As we danced I eyed Craig, lurking by the door, beside the drummer, texting. I could only imagine he was corresponding with some
Wicked
higher up, writing something to the effect of:
Craig: 4:14PM no castable girls. may have to cancel everything.
Snare, high-hat drum kick!
And here we go!
I spun around, flopped down, then shot up off the ground, my arms and legs kicking and bucking in many directions, as I imagined someone would do if they got pricked while going to the bathroom, bare-assed, in the woods.
What now?
My right brain swung into gear, and all of a sudden I was repeating the first part of the dance—the little bit I happened to remember—once, twice, three times.
John Travolta, here I come
.
I flicked and kicked around with the
pop, pow!
Corinne was referring to earlier. After all, it wasn’t about the steps, right? Maybe it
was
just about showing her my potential—even if learning the steps might not happen until some rare, distant, apocalyptic day.

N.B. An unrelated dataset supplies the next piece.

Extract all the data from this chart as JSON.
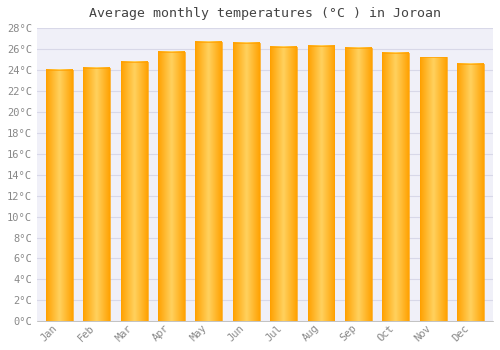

The drums came to an abrupt halt. In my periphery I saw Edvard Munch still spinning, caught in her own momentum, until she eventually wound down to stillness.
Corinne sat in a wide dancer split at the front of the room, looking distraught, her head cradled in her hands.
“Okay, why don’t you all hang outside for a bit,” she said.
Back in the hallway the vibe was tenser than ever, and instead of trying to talk I simply buckled under the pressure, curling up on the couch in the fetal position.
“So have you guys been in for
Wicked
before?” asked one of the boy-twins.
“Never.”
“Nope.”
“Nah,” I chimed in.
“I was seen a while back,” said the other boy-twin. “For Fiyero cover in another company. So I know the dances pretty well.”
Just as I was about to start sucking my thumb, the studio door opened and Corinne and Craig reappeared. They were both smiling like pageant contestants.
“Thanks so much, guys, for all of your hard work today. Everybody can leave.”
Yep. There it was.
We’re toast.
“Except Felicia—could you please stay behind a minute?”
I sort of did a spit-take, but without any liquid in my mouth, which meant I basically made a fart noise with my lips.
“Sure thing!” I said, jerking my body upright.
“Come on into the studio.”
As I re-laced my sneakers, the others milled through the exit, silent and gazing at the floor. I felt a twinge of survivor’s guilt. If the tables were turned, I knew I’d be crushed. Or worse, totally pissed, ready to go Jerry Springer on their asses.
Whatever the case, I had to keep it together: this could be my chance to actually succeed in fooling
Wicked
into casting me! I shook myself awake and stepped inside the studio.
“We’re going to teach you some lifts,” said Corinne. “Do you have any experience doing lifts?”
“Not really. But I have been known to lift things,” I said.
“We need to see you do the lifts that would be part of your ensemble track,” Corinne said.